Q: What's this I've been hearing about Steve Jobs having some sort of new proposal about doing away with copy protection on digital music?
A: It's a wonderful plan. Jobs suggested last week in an open letter to major record labels that they stop putting copy protection on digital music because it doesn't really work anyway. That's the main part of the plan. The other part of the plan is just as cool: Henceforth, all iPod retail boxes will no longer have those little shoplifting-prevention thingies on them. In fact, you needn't actually even go into an Apple Store anymore to get an iPod. They'll be stacked in neat piles on the sidewalks outside of Apple Stores, and there will be a big glass jug with a sign on it that reads, PLEASE PAY HERE. It's the honor system, and it's awesome, man! Never mind Web 2.0 -- this is about Life 2.0.
Q: Jeff Zucker got promoted by General Electric to president-CEO of NBC Universal despite his mixed record and mostly eroding ratings during his tenure running the company's TV group, including NBC itself. As the FireJeffZucker.com blog puts it, "Zucker steered NBC to its current place firmly behind CBS and ABC with few hot shows." So what's his magic? What does it take to get ahead at GE?

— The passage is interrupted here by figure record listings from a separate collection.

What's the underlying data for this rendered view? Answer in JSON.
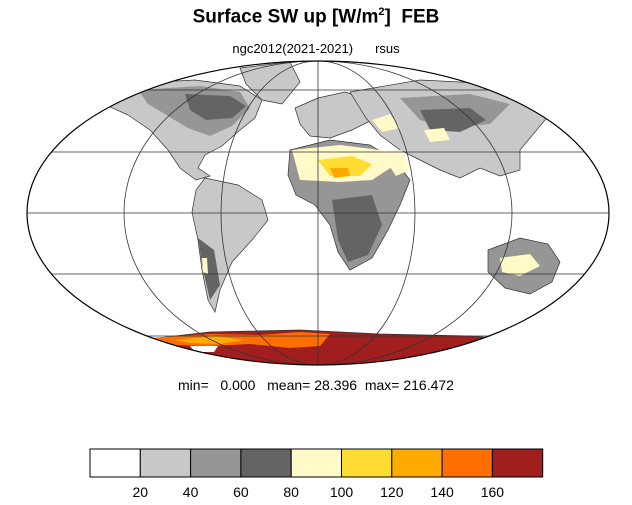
{
  "title": {
    "main": "Surface SW up [W/m",
    "superscript": "2",
    "close": "]",
    "month": "FEB"
  },
  "subtitle": {
    "experiment": "ngc2012(2021-2021)",
    "variable": "rsus"
  },
  "stats": {
    "min_label": "min=",
    "min_value": "0.000",
    "mean_label": "mean=",
    "mean_value": "28.396",
    "max_label": "max=",
    "max_value": "216.472"
  },
  "legend": {
    "colors": [
      "#ffffff",
      "#c8c8c8",
      "#969696",
      "#646464",
      "#fffac8",
      "#ffdc32",
      "#ffaa00",
      "#ff6e00",
      "#a01e1e"
    ],
    "tick_labels": [
      "20",
      "40",
      "60",
      "80",
      "100",
      "120",
      "140",
      "160"
    ]
  }
}
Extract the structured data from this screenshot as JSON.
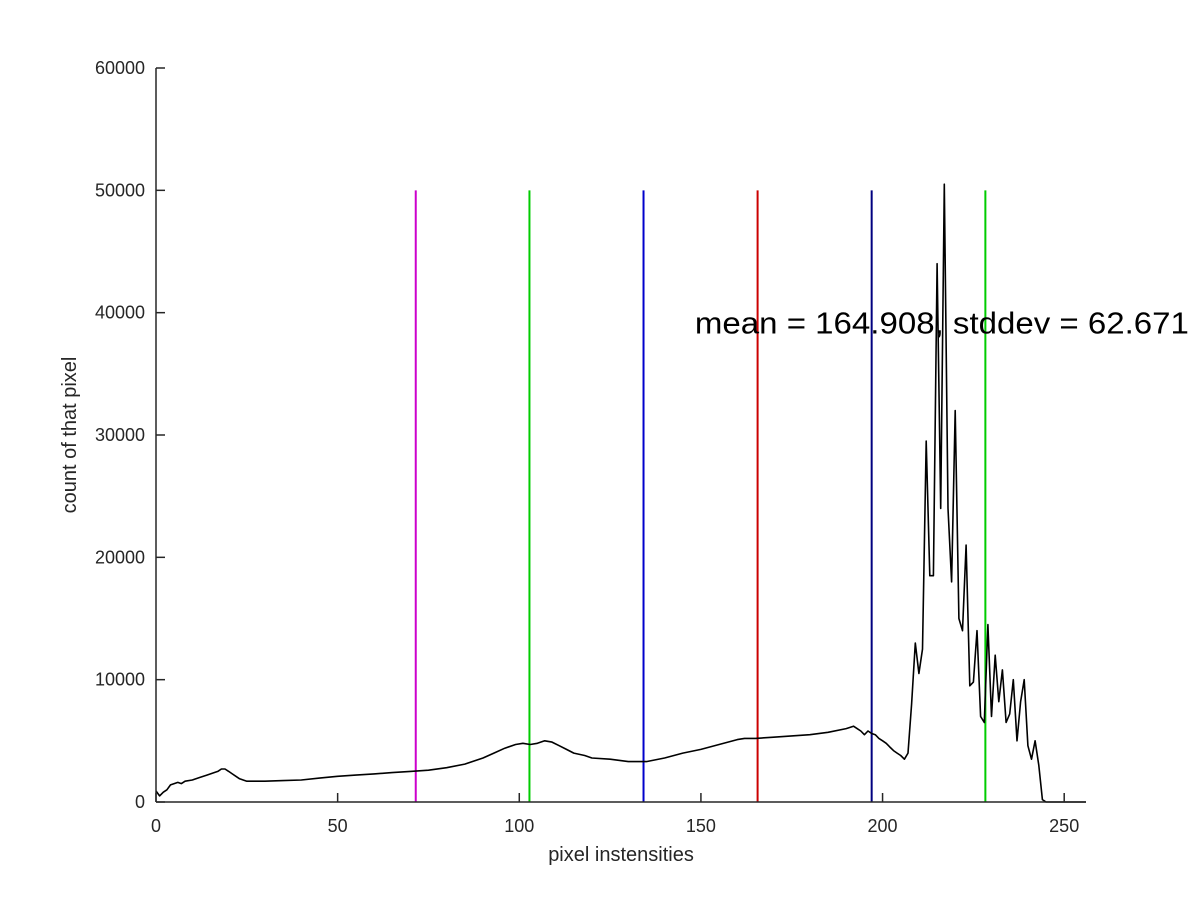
{
  "chart_data": {
    "type": "line",
    "title": "",
    "xlabel": "pixel instensities",
    "ylabel": "count of that pixel",
    "xlim": [
      0,
      256
    ],
    "ylim": [
      0,
      60000
    ],
    "xticks": [
      0,
      50,
      100,
      150,
      200,
      250
    ],
    "yticks": [
      0,
      10000,
      20000,
      30000,
      40000,
      50000,
      60000
    ],
    "grid": false,
    "annotation": "mean = 164.908, stddev = 62.671",
    "annotation_pos": [
      150,
      39200
    ],
    "series": [
      {
        "color": "#000000",
        "x": [
          0,
          1,
          2,
          3,
          4,
          5,
          6,
          7,
          8,
          10,
          12,
          14,
          16,
          17,
          18,
          19,
          20,
          21,
          22,
          23,
          24,
          25,
          28,
          30,
          35,
          40,
          45,
          50,
          55,
          60,
          65,
          70,
          75,
          80,
          85,
          90,
          93,
          96,
          99,
          101,
          103,
          105,
          107,
          109,
          111,
          113,
          115,
          118,
          120,
          125,
          130,
          135,
          140,
          145,
          150,
          155,
          160,
          162,
          165,
          170,
          175,
          180,
          185,
          190,
          192,
          193,
          194,
          195,
          196,
          197,
          198,
          199,
          200,
          201,
          202,
          203,
          204,
          205,
          206,
          207,
          208,
          209,
          210,
          211,
          212,
          213,
          214,
          215,
          216,
          217,
          218,
          219,
          220,
          221,
          222,
          223,
          224,
          225,
          226,
          227,
          228,
          229,
          230,
          231,
          232,
          233,
          234,
          235,
          236,
          237,
          238,
          239,
          240,
          241,
          242,
          243,
          244,
          245,
          246,
          250,
          256
        ],
        "y": [
          900,
          500,
          800,
          1000,
          1400,
          1500,
          1600,
          1500,
          1700,
          1800,
          2000,
          2200,
          2400,
          2500,
          2700,
          2700,
          2500,
          2300,
          2100,
          1900,
          1800,
          1700,
          1700,
          1700,
          1750,
          1800,
          1950,
          2100,
          2200,
          2300,
          2400,
          2500,
          2600,
          2800,
          3100,
          3600,
          4000,
          4400,
          4700,
          4800,
          4700,
          4800,
          5000,
          4900,
          4600,
          4300,
          4000,
          3800,
          3600,
          3500,
          3300,
          3300,
          3600,
          4000,
          4300,
          4700,
          5100,
          5200,
          5200,
          5300,
          5400,
          5500,
          5700,
          6000,
          6200,
          6000,
          5800,
          5500,
          5800,
          5600,
          5500,
          5200,
          5000,
          4800,
          4500,
          4200,
          4000,
          3800,
          3500,
          4000,
          8000,
          13000,
          10500,
          12500,
          29500,
          18500,
          18500,
          44000,
          24000,
          50500,
          24000,
          18000,
          32000,
          15000,
          14000,
          21000,
          9500,
          9800,
          14000,
          7000,
          6500,
          14500,
          7000,
          12000,
          8200,
          10800,
          6500,
          7200,
          10000,
          5000,
          8200,
          10000,
          4600,
          3500,
          5000,
          3000,
          200,
          0,
          0,
          0,
          0
        ]
      }
    ],
    "vertical_lines": [
      {
        "x": 71.5,
        "color": "#cc00cc"
      },
      {
        "x": 102.8,
        "color": "#00cc00"
      },
      {
        "x": 134.2,
        "color": "#0000cc"
      },
      {
        "x": 165.6,
        "color": "#cc0000"
      },
      {
        "x": 197.0,
        "color": "#000080"
      },
      {
        "x": 228.3,
        "color": "#00cc00"
      }
    ],
    "vertical_lines_ymax": 50000
  }
}
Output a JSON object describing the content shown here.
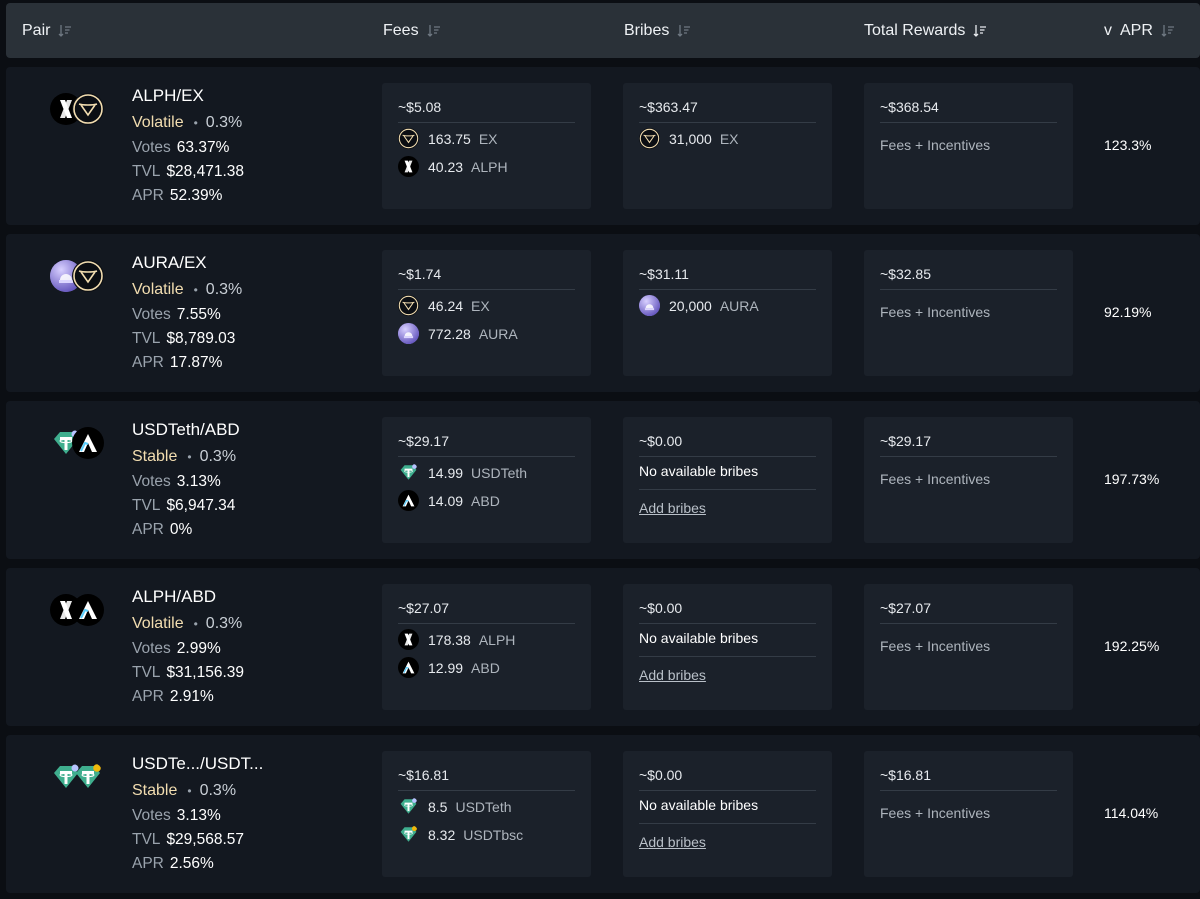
{
  "header": {
    "pair": "Pair",
    "fees": "Fees",
    "bribes": "Bribes",
    "total_rewards": "Total Rewards",
    "apr": "v  APR"
  },
  "colors": {
    "volatile": "#f2ddb0",
    "card_bg": "#1b212a",
    "row_bg": "#131820",
    "header_bg": "#2a3138"
  },
  "rows": [
    {
      "pair": "ALPH/EX",
      "logos": [
        "alph-icon",
        "ex-icon"
      ],
      "type": "Volatile",
      "fee": "0.3%",
      "votes_label": "Votes",
      "votes": "63.37%",
      "tvl_label": "TVL",
      "tvl": "$28,471.38",
      "apr_label": "APR",
      "apr": "52.39%",
      "fees_total": "~$5.08",
      "fees_tokens": [
        {
          "amount": "163.75",
          "symbol": "EX",
          "icon": "ex-icon"
        },
        {
          "amount": "40.23",
          "symbol": "ALPH",
          "icon": "alph-icon"
        }
      ],
      "bribes_total": "~$363.47",
      "bribes_tokens": [
        {
          "amount": "31,000",
          "symbol": "EX",
          "icon": "ex-icon"
        }
      ],
      "rewards_total": "~$368.54",
      "rewards_label": "Fees + Incentives",
      "total_apr": "123.3%"
    },
    {
      "pair": "AURA/EX",
      "logos": [
        "aura-icon",
        "ex-icon"
      ],
      "type": "Volatile",
      "fee": "0.3%",
      "votes_label": "Votes",
      "votes": "7.55%",
      "tvl_label": "TVL",
      "tvl": "$8,789.03",
      "apr_label": "APR",
      "apr": "17.87%",
      "fees_total": "~$1.74",
      "fees_tokens": [
        {
          "amount": "46.24",
          "symbol": "EX",
          "icon": "ex-icon"
        },
        {
          "amount": "772.28",
          "symbol": "AURA",
          "icon": "aura-icon"
        }
      ],
      "bribes_total": "~$31.11",
      "bribes_tokens": [
        {
          "amount": "20,000",
          "symbol": "AURA",
          "icon": "aura-icon"
        }
      ],
      "rewards_total": "~$32.85",
      "rewards_label": "Fees + Incentives",
      "total_apr": "92.19%"
    },
    {
      "pair": "USDTeth/ABD",
      "logos": [
        "usdt-eth-icon",
        "abd-icon"
      ],
      "type": "Stable",
      "fee": "0.3%",
      "votes_label": "Votes",
      "votes": "3.13%",
      "tvl_label": "TVL",
      "tvl": "$6,947.34",
      "apr_label": "APR",
      "apr": "0%",
      "fees_total": "~$29.17",
      "fees_tokens": [
        {
          "amount": "14.99",
          "symbol": "USDTeth",
          "icon": "usdt-eth-icon"
        },
        {
          "amount": "14.09",
          "symbol": "ABD",
          "icon": "abd-icon"
        }
      ],
      "bribes_total": "~$0.00",
      "no_bribes": "No available bribes",
      "add_bribes": "Add bribes",
      "rewards_total": "~$29.17",
      "rewards_label": "Fees + Incentives",
      "total_apr": "197.73%"
    },
    {
      "pair": "ALPH/ABD",
      "logos": [
        "alph-icon",
        "abd-icon"
      ],
      "type": "Volatile",
      "fee": "0.3%",
      "votes_label": "Votes",
      "votes": "2.99%",
      "tvl_label": "TVL",
      "tvl": "$31,156.39",
      "apr_label": "APR",
      "apr": "2.91%",
      "fees_total": "~$27.07",
      "fees_tokens": [
        {
          "amount": "178.38",
          "symbol": "ALPH",
          "icon": "alph-icon"
        },
        {
          "amount": "12.99",
          "symbol": "ABD",
          "icon": "abd-icon"
        }
      ],
      "bribes_total": "~$0.00",
      "no_bribes": "No available bribes",
      "add_bribes": "Add bribes",
      "rewards_total": "~$27.07",
      "rewards_label": "Fees + Incentives",
      "total_apr": "192.25%"
    },
    {
      "pair": "USDTe.../USDT...",
      "logos": [
        "usdt-eth-icon",
        "usdt-bsc-icon"
      ],
      "type": "Stable",
      "fee": "0.3%",
      "votes_label": "Votes",
      "votes": "3.13%",
      "tvl_label": "TVL",
      "tvl": "$29,568.57",
      "apr_label": "APR",
      "apr": "2.56%",
      "fees_total": "~$16.81",
      "fees_tokens": [
        {
          "amount": "8.5",
          "symbol": "USDTeth",
          "icon": "usdt-eth-icon"
        },
        {
          "amount": "8.32",
          "symbol": "USDTbsc",
          "icon": "usdt-bsc-icon"
        }
      ],
      "bribes_total": "~$0.00",
      "no_bribes": "No available bribes",
      "add_bribes": "Add bribes",
      "rewards_total": "~$16.81",
      "rewards_label": "Fees + Incentives",
      "total_apr": "114.04%"
    }
  ]
}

A: Zucker got a lot of credit for postponing the inevitable collapse of NBC's ratings by propping up long-in-the-tooth shows, like "Friends," that were on their last legs. (It was Zucker's idea to save "Friends" by paying the show's stars $1 gazillion each to stay on the air longer than they really wanted to.) At GE, if you make lemonade out of lemons and then you don't dribble too much of the lemonade down your chin while drinking it, you can get ahead. You can score serious bonus money if you don't spill any of the lemonade on your crotch. You get an automatic promotion if you create a colorful PowerPoint presentation about the money you'll save on making lemonade going forward by using non-SAG lemonade makers for so-called reality lemonade.
Q: Former Seventeen Editor in Chief Atoosa Rubenstein is launching some sort of website, but so far I'm confused by what it's going to be about, given the obtuse text she's got up on the sign-up page: "I'm building a new home for our tribe: a place where we can be our fierce, unique and powerful selves -- and have each other's backs. Give me your deets ... and I'll let you know as soon as it's ready. I know we'll have fun. And, sister? I can't wait! You are the power behind this ... and me. I will honor our relationship every step of the way." What gives?
A: Many people assume that Atoosa is creating a website for teens -- but in fact, she's creating a site for, yes, her tribe: rapidly aging 30-somethings who have speech impediments that cause them to use words they think teenagers use (i.e., deets) and generally suffer from the Peter Pan Syndrome (or the female version of it) -- or, as New York magazine's Adam Sternbergh repackaged the phenomenon last year, grups (basically, stunted grown-ups). Think of Atoosa.com as an online support group for grups. If you're in your 30s and you own a leather jacket on the back of which you've spray-painted your name and/or you refer to your phone number as "my digits" and/or you think Justin is so totally supercute, then Atoosa.com is for you!